Конец девятнадцатого века. Россия.
Человек, подобравший меня на улице, решил сначала, что я женщина определенного сорта. Но скоро понял, что ошибся, а после привязался ко мне. Он был учителем гимназии и умирал от чахотки. И я, чем смогла, то есть своим телом, скрасила и сократила ему два года перед смертью. Я вела скудное хозяйство, стирала и штопала, ходила на рынок, готовила. Он обучил меня чтению и письму, а еще игре на фортепьяно, что не пригодилось мне ни в одной из жизней.
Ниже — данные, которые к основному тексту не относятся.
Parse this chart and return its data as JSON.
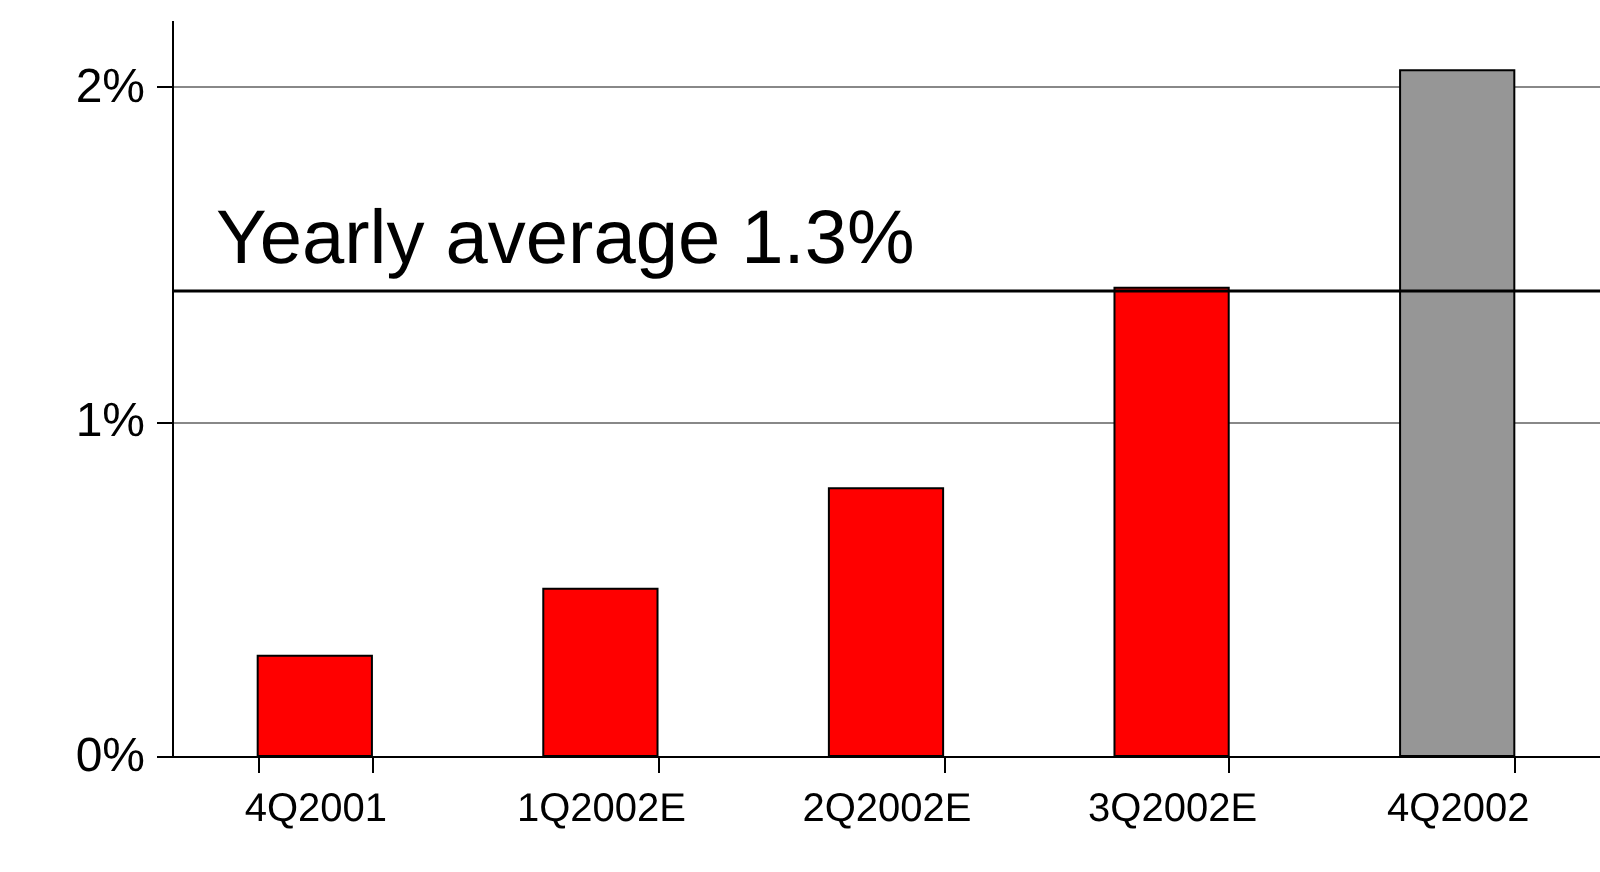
{
  "chart_data": {
    "type": "bar",
    "categories": [
      "4Q2001",
      "1Q2002E",
      "2Q2002E",
      "3Q2002E",
      "4Q2002"
    ],
    "values": [
      0.3,
      0.5,
      0.8,
      1.4,
      2.05
    ],
    "colors": [
      "#ff0000",
      "#ff0000",
      "#ff0000",
      "#ff0000",
      "#969696"
    ],
    "ylim": [
      0,
      2.2
    ],
    "yticks": [
      {
        "value": 0,
        "label": "0%"
      },
      {
        "value": 1,
        "label": "1%"
      },
      {
        "value": 2,
        "label": "2%"
      }
    ],
    "grid": "y",
    "ref_lines": [
      {
        "axis": "y",
        "value": 1.39,
        "label": "Yearly average 1.3%",
        "color": "#000000"
      }
    ]
  }
}
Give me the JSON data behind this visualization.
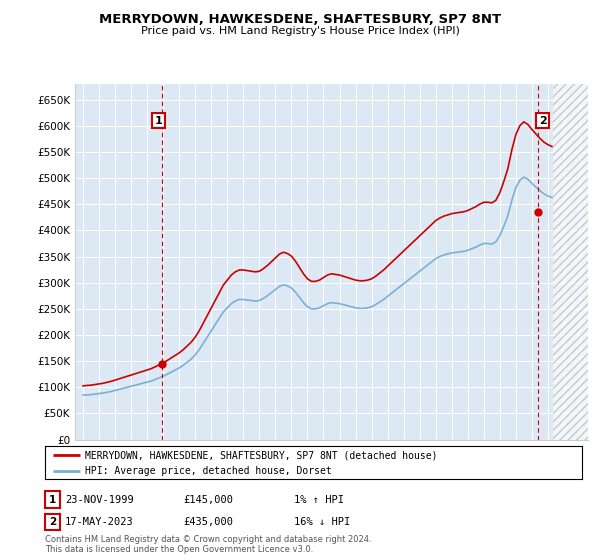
{
  "title": "MERRYDOWN, HAWKESDENE, SHAFTESBURY, SP7 8NT",
  "subtitle": "Price paid vs. HM Land Registry's House Price Index (HPI)",
  "ylim": [
    0,
    680000
  ],
  "xlim_start": 1994.5,
  "xlim_end": 2026.5,
  "yticks": [
    0,
    50000,
    100000,
    150000,
    200000,
    250000,
    300000,
    350000,
    400000,
    450000,
    500000,
    550000,
    600000,
    650000
  ],
  "ytick_labels": [
    "£0",
    "£50K",
    "£100K",
    "£150K",
    "£200K",
    "£250K",
    "£300K",
    "£350K",
    "£400K",
    "£450K",
    "£500K",
    "£550K",
    "£600K",
    "£650K"
  ],
  "xticks": [
    1995,
    1996,
    1997,
    1998,
    1999,
    2000,
    2001,
    2002,
    2003,
    2004,
    2005,
    2006,
    2007,
    2008,
    2009,
    2010,
    2011,
    2012,
    2013,
    2014,
    2015,
    2016,
    2017,
    2018,
    2019,
    2020,
    2021,
    2022,
    2023,
    2024,
    2025,
    2026
  ],
  "background_color": "#dce9f5",
  "hatch_start": 2024.3,
  "ann1_x": 1999.9,
  "ann1_y": 145000,
  "ann2_x": 2023.38,
  "ann2_y": 435000,
  "red_line_color": "#cc0000",
  "blue_line_color": "#7bafd4",
  "legend_label1": "MERRYDOWN, HAWKESDENE, SHAFTESBURY, SP7 8NT (detached house)",
  "legend_label2": "HPI: Average price, detached house, Dorset",
  "footer1": "Contains HM Land Registry data © Crown copyright and database right 2024.",
  "footer2": "This data is licensed under the Open Government Licence v3.0.",
  "table_row1_num": "1",
  "table_row1_date": "23-NOV-1999",
  "table_row1_price": "£145,000",
  "table_row1_pct": "1% ↑ HPI",
  "table_row2_num": "2",
  "table_row2_date": "17-MAY-2023",
  "table_row2_price": "£435,000",
  "table_row2_pct": "16% ↓ HPI"
}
Мой друг был ссыльным и упорно старался не говорить о прошлом — кажется, он разочаровался в главной идее своего дела. Но незадолго до смерти сказал: «Куда же ты такая…» — и велел записать адрес своего товарища в столице, к которому я должна была поехать после похорон. Я поехала. Товарищ жил не один — коммуной. В квартире, прокуренной насквозь, меня взялись опекать стриженые женщины, и скоро я начала помогать в подпольной типографии и по мере сил бороться за дело освобождения народа. И так я прошла бы свой путь до конца, который настал бы для меня либо на каторге, либо за границей, и имя мое упоминалось бы в учебниках советской истории, если бы я не встретила его — князя. С тем же выражением то ли гнева, то ли смеха в ясных глазах, с приподнятой и надломленной бровью. Вошел он к нам и сказал: «Все копаетесь понемножку? А мы у себя порешили разом кончить. Нужен человек. Лучше женщина». Наши заспорили. Но я уже собрала саквояж. Мне было безразлично, прав князь или нет. Я хотела быть рядом.